Last week at VMware’s VMworld Conference, Pat Gelsinger VMware’s CEO, introduced a new security offering called AppDefense.  The security software segment is already very confusing with hundreds of product offerings from a wide range of vendors providing various firewalls, SIEMs, IDS/IPS, endpoint protection, HBSS, and on and on.  Most of these security products are designed to seek out vulnerabilities, malware, etc.  In other words, chasing bad.  So why would VMware, which already offers a security platform via NSX, enter into this crowded and often confusing space?  The short answer is that VMware has a unique opportunity to deliver something different and potentially more effective than any of the other solutions out there.

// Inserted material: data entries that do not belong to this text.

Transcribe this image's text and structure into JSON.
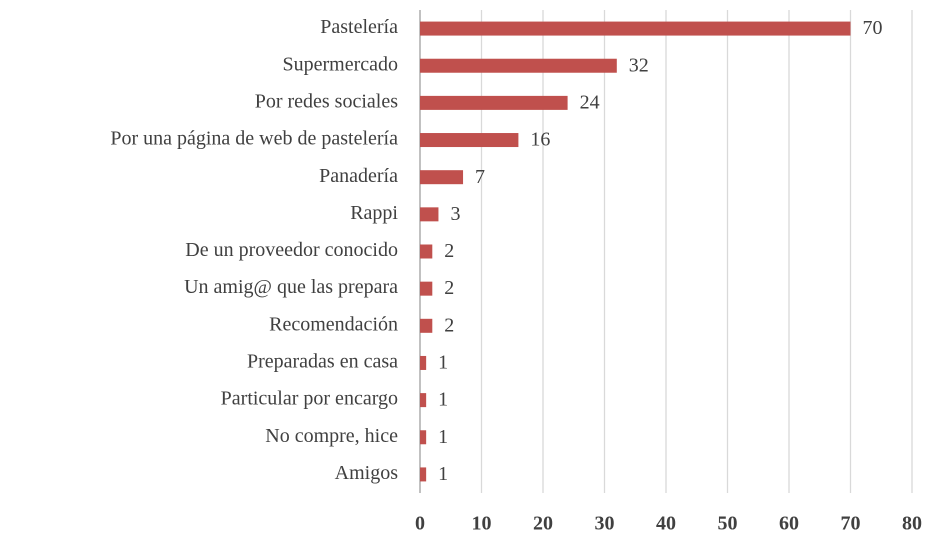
{
  "chart_data": {
    "type": "bar",
    "orientation": "horizontal",
    "categories": [
      "Pastelería",
      "Supermercado",
      "Por redes sociales",
      "Por una página de web de pastelería",
      "Panadería",
      "Rappi",
      "De un proveedor conocido",
      "Un amig@ que las prepara",
      "Recomendación",
      "Preparadas en casa",
      "Particular por encargo",
      "No compre, hice",
      "Amigos"
    ],
    "values": [
      70,
      32,
      24,
      16,
      7,
      3,
      2,
      2,
      2,
      1,
      1,
      1,
      1
    ],
    "color": "#c0504d",
    "xlim": [
      0,
      80
    ],
    "xticks": [
      0,
      10,
      20,
      30,
      40,
      50,
      60,
      70,
      80
    ],
    "grid": true
  }
}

Understanding Intended State of Applications

Rather than “chasing bad”, AppDefense flips the problem around and identifies the “known good” state of an application and its interactions with related components to create a blueprint or manifest that declares a proper operational model.  AppDefense learns this information in a number of ways - some automated, some manual. The known good state goes beyond allowing the web tier to talk to the app tier, etc.  It means considering the specific process or executable program being used to initiate the communications must be the same and its binary hash must not be disrupted in any way.  In addition, critical memory such as that used to by the operating system kernel must not be changed and an OS footprint must remain intact as well.  So, known good goes well beyond the simple.  It can even take into account automated build systems such as Puppet or Chef to define what a particular application’s server software manifest should be.  AppDefense will incorporate an iOS or Android app that can be used to alert an application owner when discrepancies arise where they can confirm or deny a problem immediately so IT can consider the application state to be good.  This responsibility sharing amongst the application owner and IT is unique.  The key here is that AppDefense understands the proper application behavior.

Protect the Protector

What’s unique about this solution for VMware is that AppDefense uses the vSphere hypervisor, which is isolated from the VM workloads it is protecting.  This puts the protection force outside of the thing being protected.  In other words, in a separate or different security domain.  Once the AppDefense knowns what the good state should be, it monitors the application state for discrepancies and automatically and proactively takes action.  In addition to the hypervisor based code, there are also updates to VMware tools to provide deeper introspection into running applications, as well as the processes and communications aspects of them.  These components also run in a protected memory space where tampering would result in an automatic disable response.

Respond Automatically with Precision

When a threat is detected, AppDefense leverages vSphere and VMware NSX (if installed) to automate the correct response to the threat.  For example, AppDefense can automatically block process communications, snapshot an endpoint for forensic analysis, suspend the endpoint, or even shutdown the endpoint completely.

VMware demonstrated AppDefense live on-stage during VMworld and showed a hacker trying to subvert a web application much like recent attacks we’ve all read about in the news lately.  AppDefense stopped these attacks cold and without having to keep track of a known vulnerability or malware signature.  Instead, it sensed that something was different with the application and stopped the threat from proceeding to do damage.  In fact, VMware internally tested AppDefense with the recent WannaCry ransomware attack and the results showed that the attack was mitigated.

VMware intends to sell AppDefense on a subscription basis for $500 per CPU for a year of service.  The implementation includes cloud based components that aggregate and learn from customers’ anonymized known good configurations to aid in the setup phase, ESXi host based components and in addition to VMware Tools, AppDefense has its own agent (likely will be added to VMware Tools soon) that must be installed on every guest for detecting change and protecting applications and data.